All,
I have been working on a synthetic (patient) data generator. Off-the-shelve solution such as Synthea are sadly not usable for us because of our custom data models.
So I set out to create one my self. I ended up implementing a Yaml file which describes the flow of steps patients go through in their (lung cancer screening) hospital workflows.

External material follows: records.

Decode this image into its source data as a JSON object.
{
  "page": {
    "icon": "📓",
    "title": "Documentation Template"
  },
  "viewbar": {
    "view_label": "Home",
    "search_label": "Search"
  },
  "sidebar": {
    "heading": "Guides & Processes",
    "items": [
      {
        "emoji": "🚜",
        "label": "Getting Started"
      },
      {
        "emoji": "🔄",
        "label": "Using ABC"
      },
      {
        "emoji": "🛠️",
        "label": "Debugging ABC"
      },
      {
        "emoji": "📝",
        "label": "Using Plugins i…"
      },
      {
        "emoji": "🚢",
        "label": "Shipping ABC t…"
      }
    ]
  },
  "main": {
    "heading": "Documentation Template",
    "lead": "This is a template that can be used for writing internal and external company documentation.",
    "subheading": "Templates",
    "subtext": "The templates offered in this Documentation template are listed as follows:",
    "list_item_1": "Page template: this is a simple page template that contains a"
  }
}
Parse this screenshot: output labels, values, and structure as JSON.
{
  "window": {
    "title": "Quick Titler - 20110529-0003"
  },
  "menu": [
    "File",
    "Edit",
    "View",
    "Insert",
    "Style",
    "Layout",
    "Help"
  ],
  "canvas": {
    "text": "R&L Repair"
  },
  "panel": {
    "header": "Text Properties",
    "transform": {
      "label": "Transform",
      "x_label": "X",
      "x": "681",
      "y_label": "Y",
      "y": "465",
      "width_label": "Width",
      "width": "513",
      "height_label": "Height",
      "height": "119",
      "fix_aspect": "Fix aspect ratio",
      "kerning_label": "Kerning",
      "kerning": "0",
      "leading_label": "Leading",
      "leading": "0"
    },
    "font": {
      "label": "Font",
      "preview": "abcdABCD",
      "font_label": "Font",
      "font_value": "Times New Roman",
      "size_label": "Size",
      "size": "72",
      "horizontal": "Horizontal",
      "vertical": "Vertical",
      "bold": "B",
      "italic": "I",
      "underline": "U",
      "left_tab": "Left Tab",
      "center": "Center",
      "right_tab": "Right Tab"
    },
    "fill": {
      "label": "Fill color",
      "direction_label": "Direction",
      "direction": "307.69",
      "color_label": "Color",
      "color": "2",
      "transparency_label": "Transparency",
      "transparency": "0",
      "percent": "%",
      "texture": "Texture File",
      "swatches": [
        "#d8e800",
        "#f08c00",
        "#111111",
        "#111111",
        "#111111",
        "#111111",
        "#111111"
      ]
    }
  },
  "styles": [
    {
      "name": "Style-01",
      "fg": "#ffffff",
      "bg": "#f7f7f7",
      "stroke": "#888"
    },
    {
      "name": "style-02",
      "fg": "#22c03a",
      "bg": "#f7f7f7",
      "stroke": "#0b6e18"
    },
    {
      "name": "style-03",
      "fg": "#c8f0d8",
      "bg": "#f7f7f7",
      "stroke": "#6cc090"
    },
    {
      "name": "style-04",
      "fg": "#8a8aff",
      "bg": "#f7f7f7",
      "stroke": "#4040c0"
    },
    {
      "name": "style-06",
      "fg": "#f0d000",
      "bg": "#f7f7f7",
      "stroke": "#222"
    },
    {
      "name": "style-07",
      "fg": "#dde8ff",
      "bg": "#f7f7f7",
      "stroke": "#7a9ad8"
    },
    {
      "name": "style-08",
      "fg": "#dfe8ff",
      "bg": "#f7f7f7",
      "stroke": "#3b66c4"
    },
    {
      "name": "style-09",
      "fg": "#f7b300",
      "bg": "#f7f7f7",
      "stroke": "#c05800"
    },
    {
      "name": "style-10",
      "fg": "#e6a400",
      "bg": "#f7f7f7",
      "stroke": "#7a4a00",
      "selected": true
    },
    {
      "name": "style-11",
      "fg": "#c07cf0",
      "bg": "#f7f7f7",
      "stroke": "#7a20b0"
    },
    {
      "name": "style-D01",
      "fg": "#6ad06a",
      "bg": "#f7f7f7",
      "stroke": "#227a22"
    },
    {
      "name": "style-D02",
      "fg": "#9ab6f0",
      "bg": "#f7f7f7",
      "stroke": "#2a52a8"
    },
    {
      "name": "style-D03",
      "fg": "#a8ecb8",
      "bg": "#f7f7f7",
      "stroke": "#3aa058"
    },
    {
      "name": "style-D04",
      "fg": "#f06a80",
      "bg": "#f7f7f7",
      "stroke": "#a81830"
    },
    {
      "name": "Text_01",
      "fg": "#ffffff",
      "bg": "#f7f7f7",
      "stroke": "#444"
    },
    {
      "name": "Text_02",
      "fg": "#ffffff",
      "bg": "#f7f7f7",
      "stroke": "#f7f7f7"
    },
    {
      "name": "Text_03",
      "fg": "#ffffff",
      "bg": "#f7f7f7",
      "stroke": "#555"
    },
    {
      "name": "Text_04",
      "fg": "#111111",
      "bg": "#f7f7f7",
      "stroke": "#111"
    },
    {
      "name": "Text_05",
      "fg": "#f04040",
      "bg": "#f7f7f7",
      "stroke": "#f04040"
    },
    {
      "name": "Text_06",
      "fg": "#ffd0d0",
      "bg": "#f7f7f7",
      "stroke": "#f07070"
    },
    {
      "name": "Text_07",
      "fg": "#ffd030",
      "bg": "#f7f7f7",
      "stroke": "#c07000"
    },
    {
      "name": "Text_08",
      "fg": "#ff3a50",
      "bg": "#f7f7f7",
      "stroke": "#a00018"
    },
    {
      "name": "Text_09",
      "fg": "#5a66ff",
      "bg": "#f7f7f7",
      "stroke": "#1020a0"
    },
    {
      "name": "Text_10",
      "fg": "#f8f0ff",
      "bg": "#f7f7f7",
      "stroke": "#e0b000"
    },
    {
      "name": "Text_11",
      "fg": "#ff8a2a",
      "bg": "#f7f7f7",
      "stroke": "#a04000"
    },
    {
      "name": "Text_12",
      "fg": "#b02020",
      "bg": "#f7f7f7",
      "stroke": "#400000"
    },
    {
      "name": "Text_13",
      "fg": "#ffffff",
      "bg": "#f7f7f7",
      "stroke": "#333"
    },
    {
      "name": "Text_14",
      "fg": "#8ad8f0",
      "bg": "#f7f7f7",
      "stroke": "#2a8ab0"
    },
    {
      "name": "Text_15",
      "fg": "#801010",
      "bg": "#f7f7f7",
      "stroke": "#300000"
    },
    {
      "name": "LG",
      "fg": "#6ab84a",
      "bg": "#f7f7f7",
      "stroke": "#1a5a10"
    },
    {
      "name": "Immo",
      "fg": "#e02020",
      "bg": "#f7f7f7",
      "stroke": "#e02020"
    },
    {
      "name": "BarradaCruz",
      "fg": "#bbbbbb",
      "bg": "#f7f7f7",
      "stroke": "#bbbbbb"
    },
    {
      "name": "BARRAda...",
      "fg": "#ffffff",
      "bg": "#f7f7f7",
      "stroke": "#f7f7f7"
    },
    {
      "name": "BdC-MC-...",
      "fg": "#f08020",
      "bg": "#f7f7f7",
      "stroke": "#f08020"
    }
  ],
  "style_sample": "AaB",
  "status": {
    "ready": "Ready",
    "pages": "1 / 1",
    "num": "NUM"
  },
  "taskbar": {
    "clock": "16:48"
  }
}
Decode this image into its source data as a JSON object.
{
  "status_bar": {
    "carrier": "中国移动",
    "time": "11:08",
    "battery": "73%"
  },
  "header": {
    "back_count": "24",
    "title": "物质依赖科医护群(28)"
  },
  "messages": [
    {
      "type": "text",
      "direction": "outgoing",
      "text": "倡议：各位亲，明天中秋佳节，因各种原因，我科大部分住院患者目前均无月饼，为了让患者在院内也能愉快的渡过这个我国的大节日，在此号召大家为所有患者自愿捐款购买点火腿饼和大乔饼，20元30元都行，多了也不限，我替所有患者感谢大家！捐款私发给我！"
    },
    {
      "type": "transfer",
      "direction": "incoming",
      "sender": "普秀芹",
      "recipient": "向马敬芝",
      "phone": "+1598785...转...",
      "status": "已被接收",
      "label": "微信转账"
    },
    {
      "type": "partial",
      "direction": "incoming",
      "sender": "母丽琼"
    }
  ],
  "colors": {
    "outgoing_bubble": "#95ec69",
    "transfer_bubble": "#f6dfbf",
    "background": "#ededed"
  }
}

What I ended up with was a tree structure with all option having certain probabilities, for example (unrealistic):
LunRADS_scores:
[0]:
probability: 10
follow_up:
screening_ct
[1]:
probability: 90
follow_up:
diagnostic_pet_scan
probability: 50
tissue_biopsy:
probability: 50
follow_up:
positive:
probability: 10
follow_up: Treatment
negative:
probability: 90
follow_up:
restart_screening_cycle
I am now writing a function that enters this tree and uses Python's random.choices to traverse the tree stochastically using the probabilities. (in reality events have dates and the cycle continuous from a start date until today or until death or another stopping event.)
I just realized that this is a sort of reverse decision tree, I don't classify an item using a probability tree, I generate many items (synthetic events for fictitious patients) according to a probability tree.
My question is: This must be some know problem, perhaps with some know module and a better way of defining the probability tree. It's just that I am a noob and searching for "reverse decision tree" does not yield results I can do something with. Any pointers are very welcome.